In 2010, "The Team" debuted the "CCU Tailgate Show", co-hosted by Barnhill and Allen Smothers which aired Saturdays for two hours prior to Coastal Carolina University football games.

The station also aired high school football and basketball games, as well as Carolina Panthers NFL games and regular ESPN Radio programming.

In July 2010, WXJY changed its simulcast partner to WSEA. Later in the year, WIQB became WHSC and began separate broadcasts.

On March 5, 2012, WJXY-FM became "Z-93", a Hot Adult Contemporary station. The ESPN Radio programming moved to sister station WSEA 100.3, which had previously been a CHR station as "i100."

On February 1, 2013, WJXY-FM changed from "Z-93" to a Southern rock and Country music hybrid format known as "93.9 The Outlaw". WXJY once again simulcast WJXY-FM.

On September 19, 2013, WJXY-FM/WXJY changed its format to news/talk, "News talk that matters." Programming included Don Imus, Mike Huckabee, Phil Valentine, John Batchelor, Red Eye Radio and the Washington Redskins.

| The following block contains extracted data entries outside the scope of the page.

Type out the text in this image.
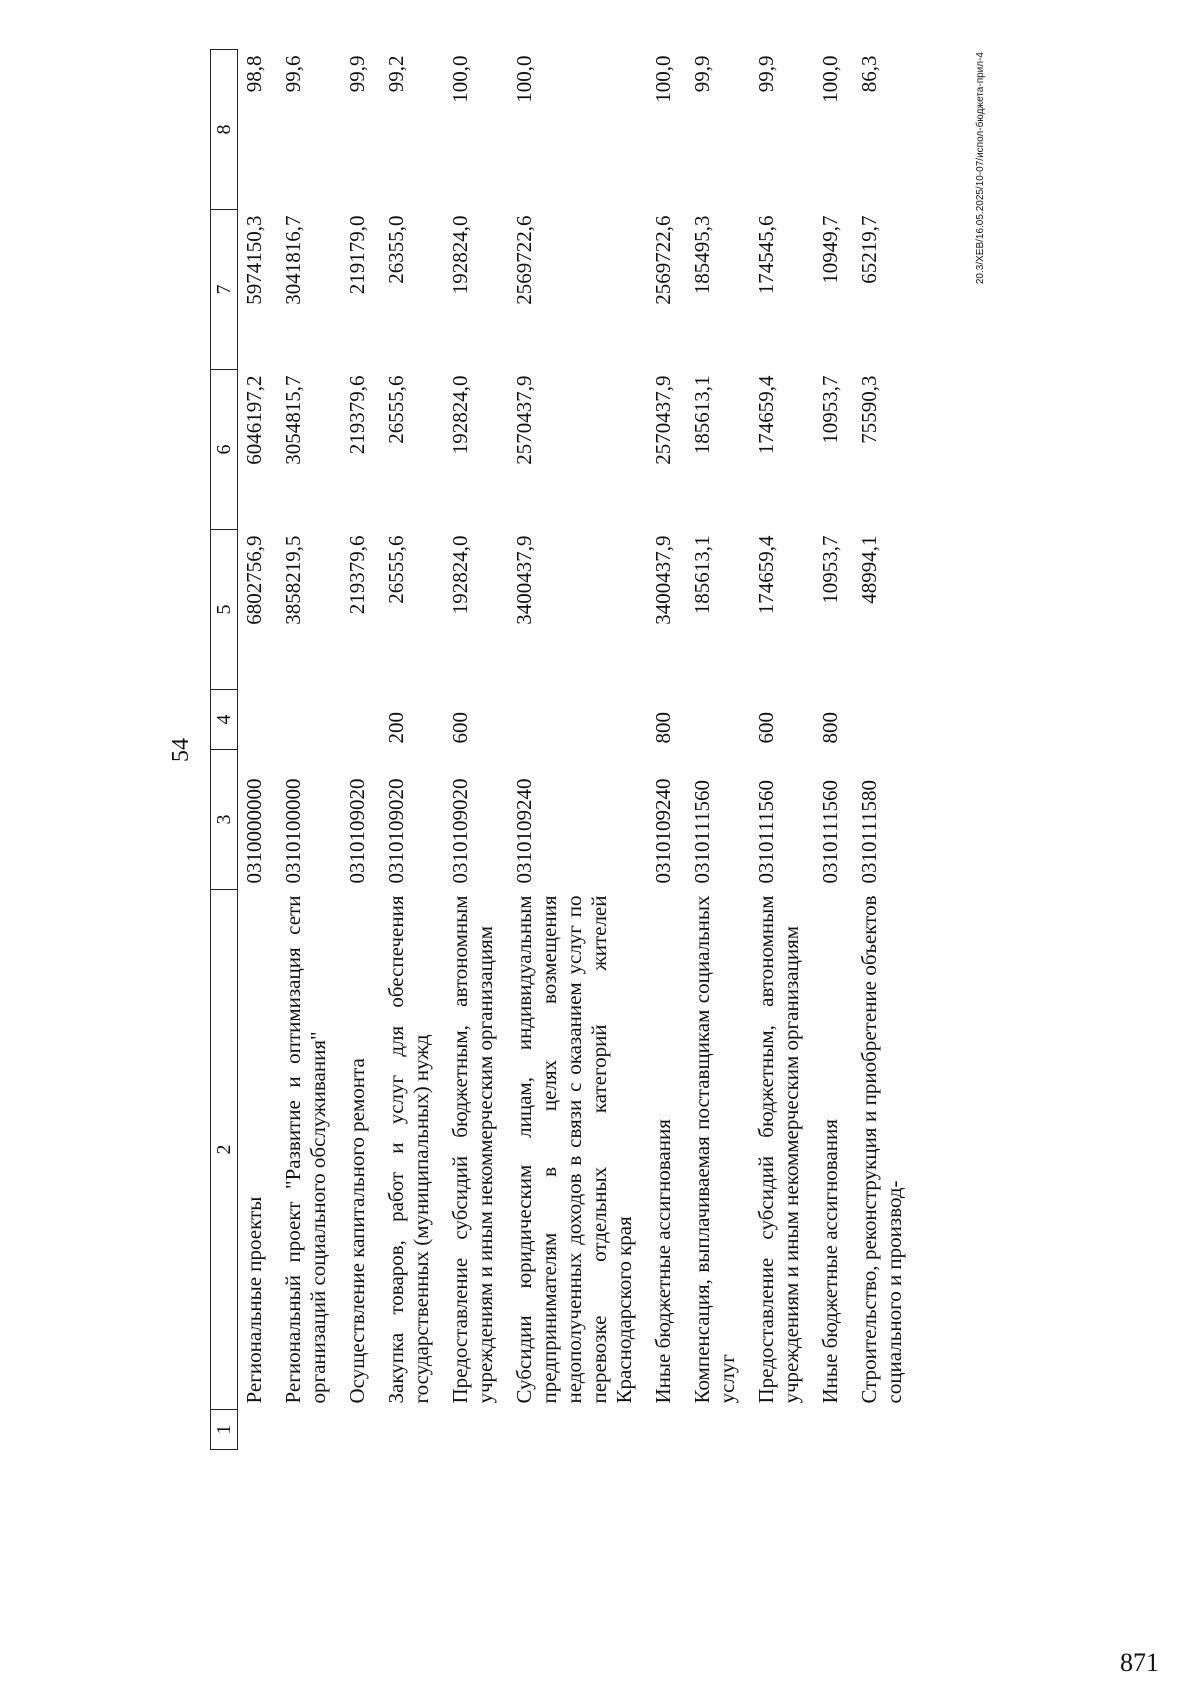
54
1	2	3	4	5	6	7	8
	Региональные проекты	0310000000		6802756,9	6046197,2	5974150,3	98,8
	Региональный проект "Развитие и оптимизация сети организаций социального обслуживания"	0310100000		3858219,5	3054815,7	3041816,7	99,6
	Осуществление капитального ремонта	0310109020		219379,6	219379,6	219179,0	99,9
	Закупка товаров, работ и услуг для обеспечения государственных (муниципальных) нужд	0310109020	200	26555,6	26555,6	26355,0	99,2
	Предоставление субсидий бюджетным, автономным учреждениям и иным некоммерческим организациям	0310109020	600	192824,0	192824,0	192824,0	100,0
	Субсидии юридическим лицам, индивидуальным предпринимателям в целях возмещения недополученных доходов в связи с оказанием услуг по перевозке отдельных категорий жителей Краснодарского края	0310109240		3400437,9	2570437,9	2569722,6	100,0
	Иные бюджетные ассигнования	0310109240	800	3400437,9	2570437,9	2569722,6	100,0
	Компенсация, выплачиваемая поставщикам социальных услуг	0310111560		185613,1	185613,1	185495,3	99,9
	Предоставление субсидий бюджетным, автономным учреждениям и иным некоммерческим организациям	0310111560	600	174659,4	174659,4	174545,6	99,9
	Иные бюджетные ассигнования	0310111560	800	10953,7	10953,7	10949,7	100,0
	Строительство, реконструкция и приобретение объектов социального и производ-	0310111580		48994,1	75590,3	65219,7	86,3	20.3/ХЕВ/16.05.2025/10-07/испол-бюджета-прил-4
871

With the demise of Huckabee's show, WJXY-FM/WXJY added Dennis Miller. When Miller retired, WJXY-FM/WXJY added Jonathon Brandmeier, known as "Johnny B", in the early afternoon. Mike Gallagher preceded Brandmeier each weekday.

On September 20, 2016, Cumulus' Joule Broadcasting announced that WJXY-FM/WXJY would be sold to Colonial Radio Group for $240,000. That sale was consummated on February 9, 2017, at which point WJXY-FM dropped its news/talk format and simulcast with WXJY and began stunting with a wheel of formats that included "Loveland 93.9" (love songs), "The Accordion" (polka), "The Bowery" (all-Alabama, a band discovered in Myrtle Beach), "Santa 94" (Christmas music), and "The King 93.9" (all-Elvis). A new format, country as "Carolina Country 93.9", would be announced on February 13, 2017 at 3 p.m.

On June 23, 2017, WJXY-FM changed callsigns to WMIR.

On January 3, 2020, WYAY, formerly WXJY, resumed simulcasting WMIR. The FM suffix was added on March 16, 2021, with the former WJXY becoming WMIR on March 23, 2021.

On April 30, 2021, WMIR-FM was sold to Maryland Media One, LLC. On May 17, 2021, WMIR-FM and WYAY, formerly WUDE, changed formats from country to oldies, branded as "Carolina Gold 93.9 & 106.3" with Andrulonis moving the Carolina Country format to WNMB. 93.9 would change callsigns to WGLD-FM to match on February 3, 2022. WPGI began simulcasting.

On December 28, 2023, WGLD-FM and WYAY split from the simulcast with WPGI and stunted with classic alternative, branded as "The Coast", before returning to Carolina Country as the stations returned to Andrulonis Media.

Other formats since 2023 have included country and urban contemporary.